Cada vez que acudimos a la oración
acudimos al encuentro del Señor, que es la fuente inagotable de toda gracia, de
todo bien, de toda verdad, de todo consuelo, de toda esperanza.
Entrar en la oración es ponerse en
apertura total, sin condiciones, como María la Virgen Inmaculada en Nazaret,
ante la acción del Espíritu de Dios, del Espíritu Santo. ¡Apertura total a sus
dones!
Nuestra vida se vuelve espiritual cuando
el don lo acogemos constantemente. Acoger el don es la clave de nuestra vida de
fe, de nuestra vida espiritual y, en consecuencia, de nuestra vida apostólica.

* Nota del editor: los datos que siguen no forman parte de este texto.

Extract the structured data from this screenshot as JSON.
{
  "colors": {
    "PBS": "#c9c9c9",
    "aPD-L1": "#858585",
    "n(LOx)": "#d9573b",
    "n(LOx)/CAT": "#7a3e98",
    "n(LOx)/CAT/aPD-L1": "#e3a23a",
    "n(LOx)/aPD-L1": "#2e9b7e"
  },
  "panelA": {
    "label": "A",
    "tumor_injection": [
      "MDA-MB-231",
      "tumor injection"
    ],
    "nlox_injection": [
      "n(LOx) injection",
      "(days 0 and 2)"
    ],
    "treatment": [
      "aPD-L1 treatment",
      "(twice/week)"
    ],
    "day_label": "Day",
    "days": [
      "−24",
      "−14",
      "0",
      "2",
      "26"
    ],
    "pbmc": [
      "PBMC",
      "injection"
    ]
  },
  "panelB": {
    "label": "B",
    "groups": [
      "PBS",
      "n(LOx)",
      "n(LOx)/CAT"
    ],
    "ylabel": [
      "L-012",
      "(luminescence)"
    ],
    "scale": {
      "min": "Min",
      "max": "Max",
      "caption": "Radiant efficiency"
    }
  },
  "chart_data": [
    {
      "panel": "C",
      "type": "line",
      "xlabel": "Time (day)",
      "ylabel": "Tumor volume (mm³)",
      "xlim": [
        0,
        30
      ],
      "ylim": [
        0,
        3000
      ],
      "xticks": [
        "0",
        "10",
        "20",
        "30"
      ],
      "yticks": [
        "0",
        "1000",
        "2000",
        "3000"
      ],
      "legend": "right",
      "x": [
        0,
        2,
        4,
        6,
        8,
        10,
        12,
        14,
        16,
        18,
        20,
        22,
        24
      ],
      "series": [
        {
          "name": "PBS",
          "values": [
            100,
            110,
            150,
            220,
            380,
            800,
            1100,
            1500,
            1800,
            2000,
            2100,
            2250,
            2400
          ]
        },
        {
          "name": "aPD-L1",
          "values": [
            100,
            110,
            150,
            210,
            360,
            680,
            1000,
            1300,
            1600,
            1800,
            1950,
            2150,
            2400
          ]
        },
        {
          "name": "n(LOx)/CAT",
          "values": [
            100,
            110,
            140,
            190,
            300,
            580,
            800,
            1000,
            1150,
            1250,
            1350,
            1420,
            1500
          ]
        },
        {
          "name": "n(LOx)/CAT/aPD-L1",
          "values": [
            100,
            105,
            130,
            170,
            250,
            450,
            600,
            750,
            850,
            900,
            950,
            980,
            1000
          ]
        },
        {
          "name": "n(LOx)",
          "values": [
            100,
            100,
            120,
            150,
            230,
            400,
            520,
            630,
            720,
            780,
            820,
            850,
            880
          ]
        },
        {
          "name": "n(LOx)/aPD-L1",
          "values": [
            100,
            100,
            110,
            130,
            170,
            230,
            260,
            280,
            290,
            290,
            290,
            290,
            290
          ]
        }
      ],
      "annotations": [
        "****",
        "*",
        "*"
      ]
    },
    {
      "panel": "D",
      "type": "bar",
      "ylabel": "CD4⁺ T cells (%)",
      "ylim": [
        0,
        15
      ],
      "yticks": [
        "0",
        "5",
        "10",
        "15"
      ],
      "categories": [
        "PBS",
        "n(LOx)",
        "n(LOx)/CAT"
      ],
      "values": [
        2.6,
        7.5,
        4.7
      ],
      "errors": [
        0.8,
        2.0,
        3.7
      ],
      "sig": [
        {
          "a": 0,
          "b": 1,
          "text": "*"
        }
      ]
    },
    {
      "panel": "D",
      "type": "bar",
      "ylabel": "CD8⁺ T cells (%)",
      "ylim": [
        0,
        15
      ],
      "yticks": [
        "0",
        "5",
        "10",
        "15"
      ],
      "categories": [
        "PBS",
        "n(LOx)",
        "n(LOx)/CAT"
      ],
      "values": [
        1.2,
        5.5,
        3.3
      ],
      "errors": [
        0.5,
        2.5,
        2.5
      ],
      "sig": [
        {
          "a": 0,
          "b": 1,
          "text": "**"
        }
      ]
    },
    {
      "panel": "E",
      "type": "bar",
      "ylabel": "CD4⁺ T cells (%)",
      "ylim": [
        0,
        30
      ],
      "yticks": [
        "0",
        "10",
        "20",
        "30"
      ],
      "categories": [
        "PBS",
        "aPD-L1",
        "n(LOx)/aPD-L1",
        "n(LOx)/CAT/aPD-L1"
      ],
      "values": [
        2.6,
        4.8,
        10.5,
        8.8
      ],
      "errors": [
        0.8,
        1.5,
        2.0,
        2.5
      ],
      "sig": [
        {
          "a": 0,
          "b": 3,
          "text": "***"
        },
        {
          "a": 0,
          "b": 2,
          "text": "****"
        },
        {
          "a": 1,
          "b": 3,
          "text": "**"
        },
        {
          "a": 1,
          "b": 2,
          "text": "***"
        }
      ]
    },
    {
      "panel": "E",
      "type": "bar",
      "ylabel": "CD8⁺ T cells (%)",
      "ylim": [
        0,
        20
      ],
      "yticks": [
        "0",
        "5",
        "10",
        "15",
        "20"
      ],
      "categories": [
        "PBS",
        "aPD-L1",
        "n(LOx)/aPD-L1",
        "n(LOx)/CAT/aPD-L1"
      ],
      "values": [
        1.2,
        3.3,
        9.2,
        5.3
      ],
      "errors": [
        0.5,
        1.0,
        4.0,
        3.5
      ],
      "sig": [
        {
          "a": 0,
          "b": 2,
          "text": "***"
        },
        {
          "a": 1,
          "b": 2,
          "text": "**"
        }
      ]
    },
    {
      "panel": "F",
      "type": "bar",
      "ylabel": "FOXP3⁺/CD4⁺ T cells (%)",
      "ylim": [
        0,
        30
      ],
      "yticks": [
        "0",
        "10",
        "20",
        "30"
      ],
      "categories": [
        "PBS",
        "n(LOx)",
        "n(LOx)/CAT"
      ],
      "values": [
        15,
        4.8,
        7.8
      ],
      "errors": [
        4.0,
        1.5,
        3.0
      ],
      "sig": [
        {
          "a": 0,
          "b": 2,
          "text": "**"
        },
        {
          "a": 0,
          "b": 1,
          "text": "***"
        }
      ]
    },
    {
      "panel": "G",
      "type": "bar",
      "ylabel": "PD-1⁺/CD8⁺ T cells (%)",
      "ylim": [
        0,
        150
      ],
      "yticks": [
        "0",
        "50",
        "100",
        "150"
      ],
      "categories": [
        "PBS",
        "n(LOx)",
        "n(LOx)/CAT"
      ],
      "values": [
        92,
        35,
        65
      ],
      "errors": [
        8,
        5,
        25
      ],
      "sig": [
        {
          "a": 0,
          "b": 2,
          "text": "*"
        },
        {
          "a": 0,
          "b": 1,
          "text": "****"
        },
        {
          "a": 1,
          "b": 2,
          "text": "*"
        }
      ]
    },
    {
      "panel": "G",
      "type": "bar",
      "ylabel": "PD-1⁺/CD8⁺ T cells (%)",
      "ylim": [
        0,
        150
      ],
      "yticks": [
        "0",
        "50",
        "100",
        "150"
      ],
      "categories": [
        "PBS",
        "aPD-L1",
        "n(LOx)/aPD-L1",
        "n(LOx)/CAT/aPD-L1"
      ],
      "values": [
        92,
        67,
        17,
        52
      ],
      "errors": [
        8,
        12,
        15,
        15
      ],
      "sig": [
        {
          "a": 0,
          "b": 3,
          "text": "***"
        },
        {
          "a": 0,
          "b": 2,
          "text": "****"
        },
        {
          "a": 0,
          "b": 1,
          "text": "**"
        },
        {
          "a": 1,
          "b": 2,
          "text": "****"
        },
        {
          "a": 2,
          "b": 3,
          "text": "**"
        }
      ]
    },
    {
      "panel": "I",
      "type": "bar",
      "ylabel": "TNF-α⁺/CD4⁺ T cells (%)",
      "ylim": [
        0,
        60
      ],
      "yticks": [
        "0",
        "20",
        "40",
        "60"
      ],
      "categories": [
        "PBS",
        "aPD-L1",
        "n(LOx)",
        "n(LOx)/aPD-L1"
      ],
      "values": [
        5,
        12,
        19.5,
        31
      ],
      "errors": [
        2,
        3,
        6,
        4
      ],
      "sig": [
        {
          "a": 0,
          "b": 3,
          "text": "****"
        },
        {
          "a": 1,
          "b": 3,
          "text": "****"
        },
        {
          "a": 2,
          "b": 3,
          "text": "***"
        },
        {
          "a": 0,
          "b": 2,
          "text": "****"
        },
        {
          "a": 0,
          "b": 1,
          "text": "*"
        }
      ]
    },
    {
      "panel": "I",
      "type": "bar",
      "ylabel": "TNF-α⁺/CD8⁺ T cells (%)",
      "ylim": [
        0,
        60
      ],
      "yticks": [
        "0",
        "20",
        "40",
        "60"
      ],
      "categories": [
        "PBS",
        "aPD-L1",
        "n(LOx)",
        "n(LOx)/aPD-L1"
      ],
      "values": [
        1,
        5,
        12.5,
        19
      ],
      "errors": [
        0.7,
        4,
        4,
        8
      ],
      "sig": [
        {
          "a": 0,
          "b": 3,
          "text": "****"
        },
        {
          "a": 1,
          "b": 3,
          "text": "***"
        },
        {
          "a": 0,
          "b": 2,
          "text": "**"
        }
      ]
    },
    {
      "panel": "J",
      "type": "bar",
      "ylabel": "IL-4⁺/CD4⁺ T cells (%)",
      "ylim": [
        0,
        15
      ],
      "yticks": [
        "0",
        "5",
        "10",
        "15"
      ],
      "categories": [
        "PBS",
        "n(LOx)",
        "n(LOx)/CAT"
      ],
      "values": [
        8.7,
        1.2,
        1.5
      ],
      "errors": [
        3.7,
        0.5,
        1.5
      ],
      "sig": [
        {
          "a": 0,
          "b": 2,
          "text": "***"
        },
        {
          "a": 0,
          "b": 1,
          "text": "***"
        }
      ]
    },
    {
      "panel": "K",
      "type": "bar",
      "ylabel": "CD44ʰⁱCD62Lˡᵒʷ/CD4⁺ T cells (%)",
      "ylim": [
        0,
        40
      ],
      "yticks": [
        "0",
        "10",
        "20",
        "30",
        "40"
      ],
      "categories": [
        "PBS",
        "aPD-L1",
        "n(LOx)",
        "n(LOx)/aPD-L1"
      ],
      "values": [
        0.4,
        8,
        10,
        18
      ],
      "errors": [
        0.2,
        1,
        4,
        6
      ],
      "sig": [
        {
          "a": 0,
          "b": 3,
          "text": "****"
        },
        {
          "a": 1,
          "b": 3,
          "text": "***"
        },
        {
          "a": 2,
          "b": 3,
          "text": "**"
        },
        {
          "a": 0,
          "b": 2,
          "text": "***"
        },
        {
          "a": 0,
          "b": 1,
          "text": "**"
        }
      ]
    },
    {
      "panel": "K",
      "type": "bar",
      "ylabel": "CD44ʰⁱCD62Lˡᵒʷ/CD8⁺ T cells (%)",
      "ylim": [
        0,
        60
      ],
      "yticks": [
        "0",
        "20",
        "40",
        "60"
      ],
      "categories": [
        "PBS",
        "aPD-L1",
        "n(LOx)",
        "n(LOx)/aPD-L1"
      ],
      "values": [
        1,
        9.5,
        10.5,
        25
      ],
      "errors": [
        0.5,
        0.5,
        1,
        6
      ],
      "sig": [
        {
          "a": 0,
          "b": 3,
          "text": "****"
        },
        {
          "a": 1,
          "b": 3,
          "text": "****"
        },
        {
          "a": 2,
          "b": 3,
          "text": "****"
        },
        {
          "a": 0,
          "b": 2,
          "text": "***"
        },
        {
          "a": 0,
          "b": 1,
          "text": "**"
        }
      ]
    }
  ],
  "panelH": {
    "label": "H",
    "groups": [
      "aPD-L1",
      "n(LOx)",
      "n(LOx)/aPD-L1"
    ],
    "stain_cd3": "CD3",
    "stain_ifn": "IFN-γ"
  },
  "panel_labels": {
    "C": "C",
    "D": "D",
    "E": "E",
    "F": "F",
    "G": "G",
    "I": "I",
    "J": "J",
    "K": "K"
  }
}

Toda nuestra vida es don recibido. Con
la acción del espíritu Santo nos convertimos cada uno, incluso a pesar de
nuestras debilidades, en don. Don que debe ser entregado, ofrecido
gratuitamente, con todo amor.
Entregado del todo, como la viuda pobre
que entregó todo lo que tenía, aparentemente poco, pero dio más que nadie.
Mirando a María somos invitados a darnos
del todo. Dar nuestra propia persona, nuestro ser, no sólo cosas, tiempo
cualidades…
Es una invitación a la totalidad del
don. Es una actitud permanente por la que la bendición, el don de Dios
recibido, lo ponemos de todo corazón a disposición del otro, del cercano
especialmente, del prójimo y de Dios.
Darse es el camino que hay que recorrer
para subir al monte del Señor. Darse es el camino de la alegría plena. María se
alegra plenamente porque ella se convierte en don, porque ella ofrece siempre
el don que ha recibido, ofrece siempre a Cristo Jesús y, además, se ofrece con
El.
Vivir iluminados por Cristo, el Señor,
que es el gran don, es llevar su nombre no sólo en la frente sino en el alma,
en el corazón, en lo pequeño de cada día haciéndole presente. Siendo presencia
suya. Haciendo de la propia vida un cántico nuevo.
María, Madre nuestra, ayúdanos a recibir
el don, a convertirnos en don, a ofrecerlo siempre sin descanso. María
Inmaculada, enséñanos a desaparecer amando.